What is a trigger point?
A myofascial trigger point is an excessively irritable area in a muscle that is can be felt as a "knot". It causes a muscle to be in a continuously contracted state in which it is unable to relax. As a result, there is a build up of chemicals that make your nerves sensitive to touch and may cause a diffuse, achy pain. When pressure is applied to a myofascial trigger point, pain may be referred to other areas, and thus myofascial pain may be confused with nerve pain, which can also cause
referred pain. Proper diagnosis is key to successful treatment. In most cases, a thorough clinical exam by a skilled physical therapist can distinguish between myofascial pain and nerve pain.
What is manual trigger point therapy?
Manual trigger point therapy (also called trigger point compression) involves applying a gentle pressure over a trigger point using the fingers. Research shows that application of pressure in this manner for upto 90 seconds causes a decrease in nerve sensitivity and the ability to tolerate more pressure. A key point of manual trigger point therapy that it should not be incredibly painful. Muscles contract or tighten as a "fight or flight" response to pain. Therefore, if the technique causes a lot of pain, it will be ineffective at best, and possibly even worsen the pain. Therefore, it takes a considerable amount of training to learn how to judge the appropriate amount of pressure to be effective, but not so much that it causes an increase in pain. Our fellowship-trained manual physical therapist has years of experience successfully using this technique to decrease pain.
Is trigger point therapy the same as massage?
Some massage therapists may use trigger point compression as part of their treatment in addition to other massage therapy techniques.

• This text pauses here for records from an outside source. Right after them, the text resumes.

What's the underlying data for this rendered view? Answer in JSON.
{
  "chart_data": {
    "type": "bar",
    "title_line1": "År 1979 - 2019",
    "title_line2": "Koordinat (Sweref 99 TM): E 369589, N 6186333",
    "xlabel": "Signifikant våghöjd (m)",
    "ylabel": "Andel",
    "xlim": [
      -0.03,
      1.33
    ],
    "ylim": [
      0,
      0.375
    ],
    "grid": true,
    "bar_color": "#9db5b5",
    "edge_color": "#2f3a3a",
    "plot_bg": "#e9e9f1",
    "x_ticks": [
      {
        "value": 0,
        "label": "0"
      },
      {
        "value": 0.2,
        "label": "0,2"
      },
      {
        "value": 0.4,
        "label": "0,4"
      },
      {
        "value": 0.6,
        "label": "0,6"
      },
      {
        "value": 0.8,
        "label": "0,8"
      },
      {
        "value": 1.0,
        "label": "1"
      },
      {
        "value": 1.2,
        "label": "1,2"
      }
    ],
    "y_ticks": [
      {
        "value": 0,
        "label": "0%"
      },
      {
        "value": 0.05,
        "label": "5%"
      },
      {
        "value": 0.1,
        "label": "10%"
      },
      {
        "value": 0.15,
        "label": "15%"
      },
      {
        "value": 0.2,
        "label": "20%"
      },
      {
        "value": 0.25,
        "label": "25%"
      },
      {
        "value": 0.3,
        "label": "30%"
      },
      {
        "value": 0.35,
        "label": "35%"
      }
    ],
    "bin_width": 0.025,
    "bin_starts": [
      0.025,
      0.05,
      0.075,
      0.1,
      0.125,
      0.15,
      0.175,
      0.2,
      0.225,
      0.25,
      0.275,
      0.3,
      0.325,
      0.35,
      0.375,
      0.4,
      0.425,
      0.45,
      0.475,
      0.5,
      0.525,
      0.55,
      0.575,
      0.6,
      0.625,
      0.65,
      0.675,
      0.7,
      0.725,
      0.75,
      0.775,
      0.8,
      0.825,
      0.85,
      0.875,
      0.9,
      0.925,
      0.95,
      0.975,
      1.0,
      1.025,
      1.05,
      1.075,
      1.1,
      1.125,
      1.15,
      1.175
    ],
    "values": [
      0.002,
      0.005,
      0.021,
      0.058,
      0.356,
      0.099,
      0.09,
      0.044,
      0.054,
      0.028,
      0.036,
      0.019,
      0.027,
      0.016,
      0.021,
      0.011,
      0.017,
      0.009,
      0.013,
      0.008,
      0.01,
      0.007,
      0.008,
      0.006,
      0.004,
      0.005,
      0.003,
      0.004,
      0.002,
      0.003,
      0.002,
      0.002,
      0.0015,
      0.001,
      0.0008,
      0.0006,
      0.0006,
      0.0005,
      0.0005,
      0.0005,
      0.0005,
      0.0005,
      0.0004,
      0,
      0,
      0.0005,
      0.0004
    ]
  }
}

What is most important though is that the results from manual trigger point therapy are not permanent, so what you do after your treatment will determine how long the relief lasts. At More 4 Life Physical Therapy, we use manual trigger point therapy as one part of a complete treatment package. We make sure to determine what factors contributed to developing the trigger point in the first place AND teach you what you can do to help lower the chance of recurrence. Some of these factors may include posture, movement patterns, and stress.
What are other treatment options for trigger points
Other physical therapy treatment options include instrument assisted soft tissue mobilization (IASTM), dry needling, and positional release. More 4 Life Physical Therapy can provide all of these treatments as well as assist you in deciding which treatment options may be best for you. Trigger point injections can also be helpful, although they may be more costly. We can refer you to a physician experienced in giving trigger point injections if your symptoms do not respond to other treatments.